|Scooped by Loren|
Is Technology Driving Us Apart?
The picture above can describe the social relationships of many people. Even though you can be sitting right next to someone, you can still be by yourself because you are so intrigued in your phone, iPad, tablet, etc. Technology has become a modern, easier, and quicker way to communicate with others. However, has it replaced the way humans used to communicate with each other? Before the iPhone 5, laptop computers, and even email, face-to-face interaction was prime. While communicating through text and email, you don’t get to experience the true emotion of human interaction.
Some may agree that collaborating together online can be very faster than trying to find a place and time for everyone to meet. In Lehrer’s article, a study by Isaac Kohane showed that the scientists who communicated in person had higher quality papers. This is not to say that technology cannot be helpful when working with other people, but working together in person can be more effective. “Attached to Technology and Paying a Price” displayed how people can consume so much time into technology it can affect them psychologically and hinder family life. Trying to do more than one task at once can increase your chances to be distracted and the studies done by Stanford in this article “show multitasking’s lingering effects: “The scary part for guys like Kord is, they can’t shut off their multitasking tendencies when they’re not multitasking.” It is as though our society has become addicted and socially dependent on technology, and there is even concern for our children.
With technology becoming increasing elaborate, who is to say that our children will not fall into the same obsession with technology. In “The Social Impact of ‘Everywhere’ Technology”, Hartwell states that even though technology such as video games can help with coordination skills, they would still want to be entertained by a video game, thus making them “less capable of seeing or comprehending the world around them”. Using you phone to view the world instead of your own two eyes proves how big of a distraction technology can be.
In “Dangerous distraction” I learned that “cell phone users are more likely to drift out of their lanes and miss their exits than people having in-person conversations”…. “Last year, Americans sent more than 600 billion text messages—10 times the number they sent three years ago.

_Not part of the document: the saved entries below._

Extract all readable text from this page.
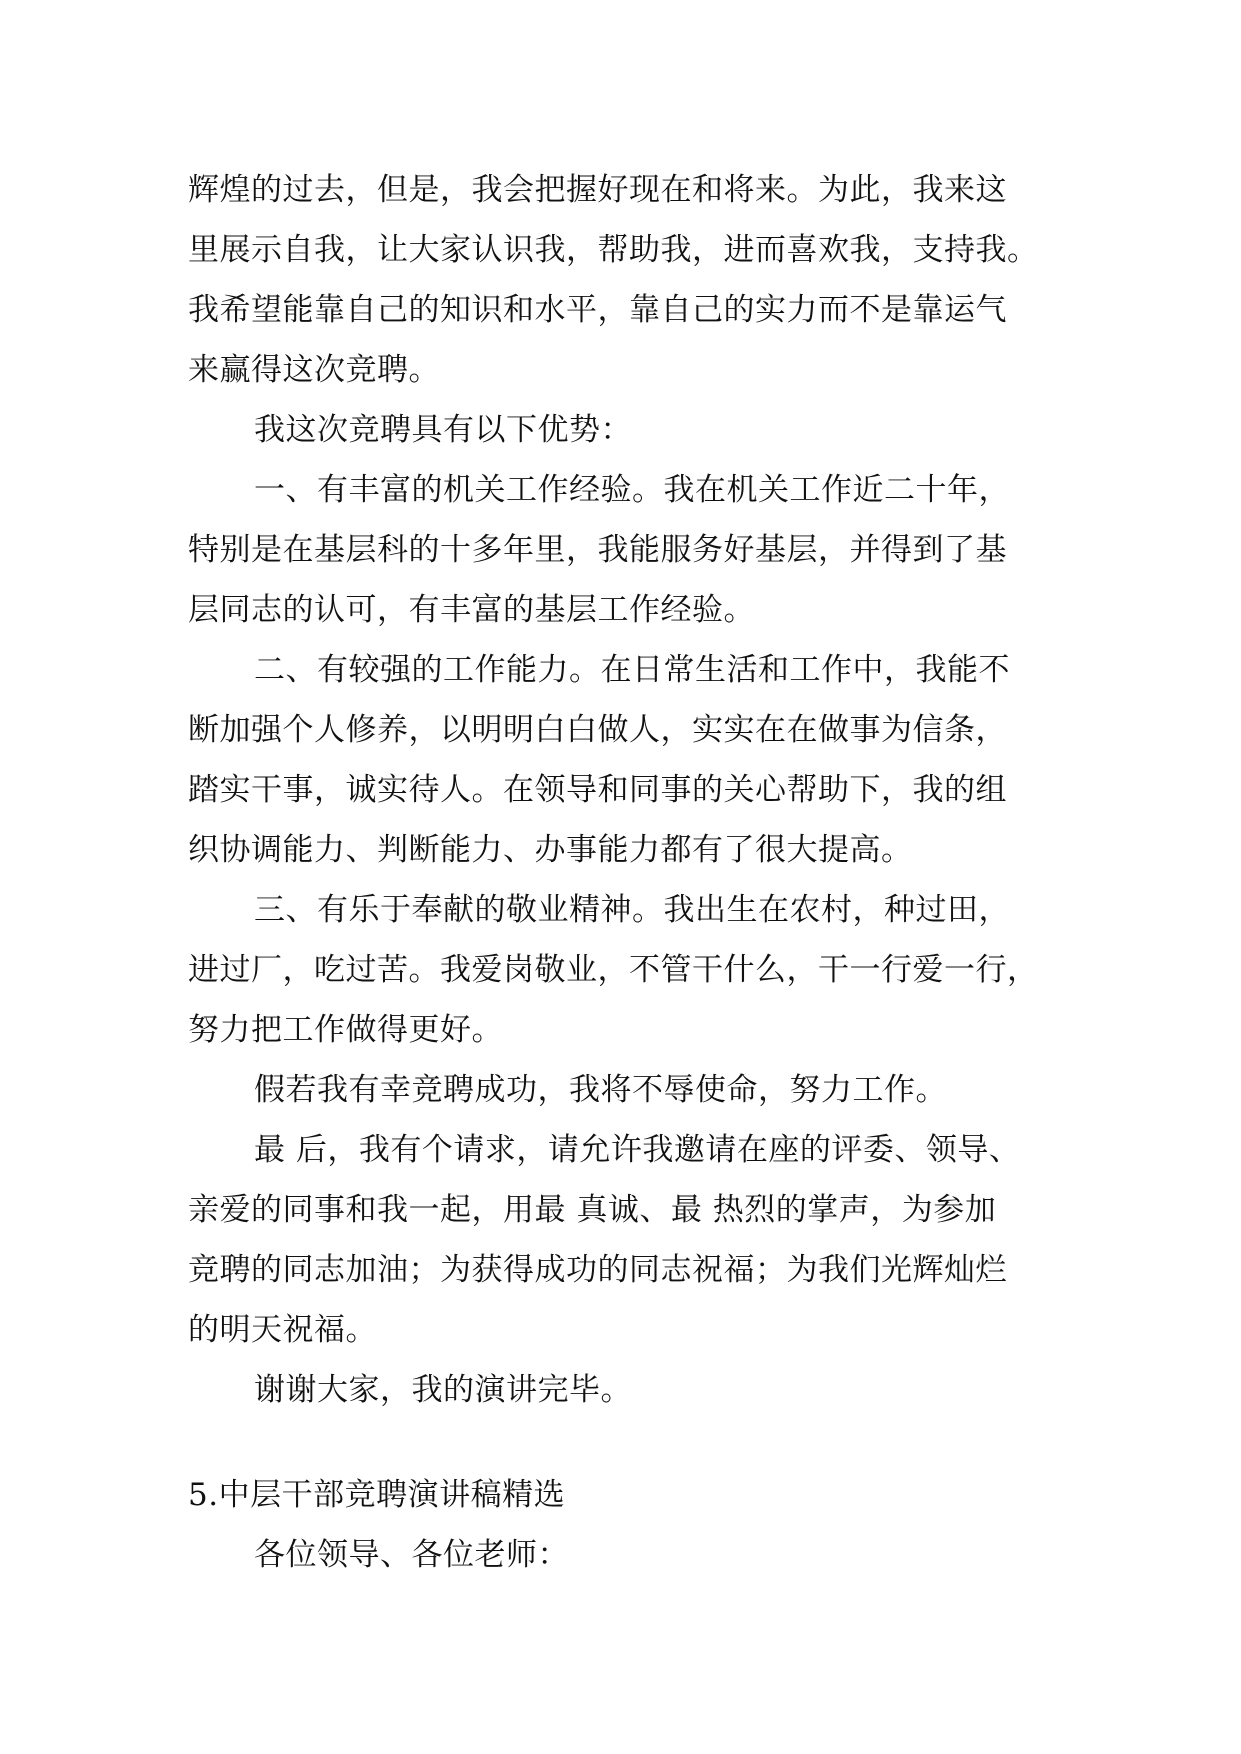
辉煌的过去，但是，我会把握好现在和将来。为此，我来这
里展示自我，让大家认识我，帮助我，进而喜欢我，支持我。
我希望能靠自己的知识和水平，靠自己的实力而不是靠运气
来赢得这次竞聘。
我这次竞聘具有以下优势：
一、有丰富的机关工作经验。我在机关工作近二十年，
特别是在基层科的十多年里，我能服务好基层，并得到了基
层同志的认可，有丰富的基层工作经验。
二、有较强的工作能力。在日常生活和工作中，我能不
断加强个人修养，以明明白白做人，实实在在做事为信条，
踏实干事，诚实待人。在领导和同事的关心帮助下，我的组
织协调能力、判断能力、办事能力都有了很大提高。
三、有乐于奉献的敬业精神。我出生在农村，种过田，
进过厂，吃过苦。我爱岗敬业，不管干什么，干一行爱一行，
努力把工作做得更好。
假若我有幸竞聘成功，我将不辱使命，努力工作。
最 后，我有个请求，请允许我邀请在座的评委、领导、
亲爱的同事和我一起，用最 真诚、最 热烈的掌声，为参加
竞聘的同志加油；为获得成功的同志祝福；为我们光辉灿烂
的明天祝福。
谢谢大家，我的演讲完毕。
5.中层干部竞聘演讲稿精选
各位领导、各位老师：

And 41 percent of us have logged onto the Internet outside our homes or offices, either with a wireless laptop connection or a handheld device, finds a 2007 Pew Internet Project survey” (Novontney). Technology has become an easy route to access our Twitter, Facebook, email, etc., but people do not seem to realize that they are putting themselves in danger when they focus their attention on their phones instead of the road. The article states “One such study, published in Human Factors (Vol. 48, No. 2), suggests that a driver talking on a cell phone is more impaired than one with a blood alcohol level exceeding 0.08” (Novontney). Seriously people, put down the phone and focus on driving! You can save the lives of others as well as your own. From a personal account, thanks to focusing all of his attention on his phone instead of the road, Mathew Honan almost got into an accident. In addition, his experiment showed the numerous amount of social and location apps, such as Flickr, Picasa, Whrill, and FriendFeed, which I did not find surprising, however, Honan’s experiment reiterates my point: with the vast amount of apps and programs that technology provides for people to communicate and work, people are seeming to forget how to truly communicate with each other. While you are updating your Twitter or Facebook account every two minutes, or trying to work on multiple projects for work all at once, don’t forget the world that is beyond the computer screen. Go out, meet up with friends, have fun outside, have a drink, and try not to text the dinner table!